Patton is also one of the hundreds of Appalachian artists who are juried into the center’s gallery, a multi-room exhibition and sales space. Artists and craftspeople from all 52 Appalachian counties are eligible to apply to exhibit at the gallery, which provides crucial exposure and market access for many rural artists. The gallery receives visitors from all over the country and has an online store for remote shopping.
Those who develop an interest in luthiery can pursue a different kind of job opportunity. Troublesome Creek Instrument Company is the first factory ever opened in Knott County, where skilled artisans combine traditional handwork with modern precision equipment to craft high-end guitars, dulcimers and mandolins.

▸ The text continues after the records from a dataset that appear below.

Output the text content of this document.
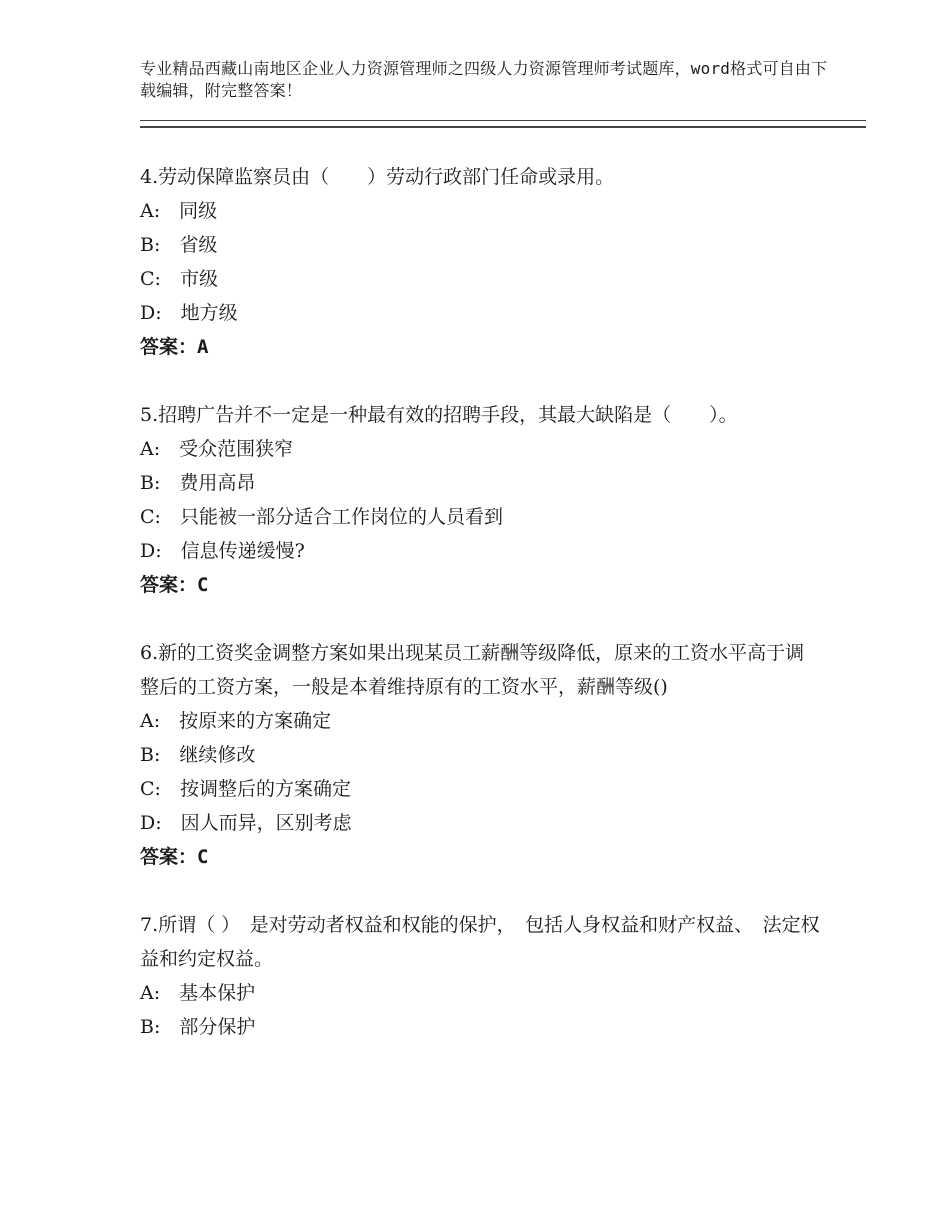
专业精品西藏山南地区企业人力资源管理师之四级人力资源管理师考试题库，word格式可自由下载编辑，附完整答案！

4.劳动保障监察员由（　　）劳动行政部门任命或录用。

A:　同级

B:　省级

C:　市级

D:　地方级

答案：A

5.招聘广告并不一定是一种最有效的招聘手段，其最大缺陷是（　　）。

A:　受众范围狭窄

B:　费用高昂

C:　只能被一部分适合工作岗位的人员看到

D:　信息传递缓慢?

答案：C

6.新的工资奖金调整方案如果出现某员工薪酬等级降低，原来的工资水平高于调整后的工资方案，一般是本着维持原有的工资水平，薪酬等级()

A:　按原来的方案确定

B:　继续修改

C:　按调整后的方案确定

D:　因人而异，区别考虑

答案：C

7.所谓（ ）　是对劳动者权益和权能的保护，　包括人身权益和财产权益、　法定权益和约定权益。

A:　基本保护

B:　部分保护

Jeremy Haney has worked at Troublesome Creek for a year. He first learned luthiery skills as a COR participant. “It’s been a blessing,” he said. “This is what God is calling me to do. It helps me keep looking forward instead of backward.”
Along with graduates of the COR program, Troublesome Creek provides employment for displaced coal workers.
Aspiring craftspeople for Troublesome Creek begin their training at the center’s luthiery studio. On any given day, master luthier Paul Williams guides beginners and apprentices working at their own pace. Woodworker Jedediah Radosevich was meticulously making his first guitar in September. He was enjoying learning new skills in his hobby and discerning whether he might want to join the crew at Troublesome Creek.
The Hindman Settlement School and Appalachian Artisan Center are creating something special—a community where traditional folk arts are celebrated, shared and made new, an expanding notion of who has access to the traditions and what they can create with them, a rural place where art is a viable way to make a livelihood. Whether dancing, writing, forging or woodworking, community members are crafting pride and opportunities in the region.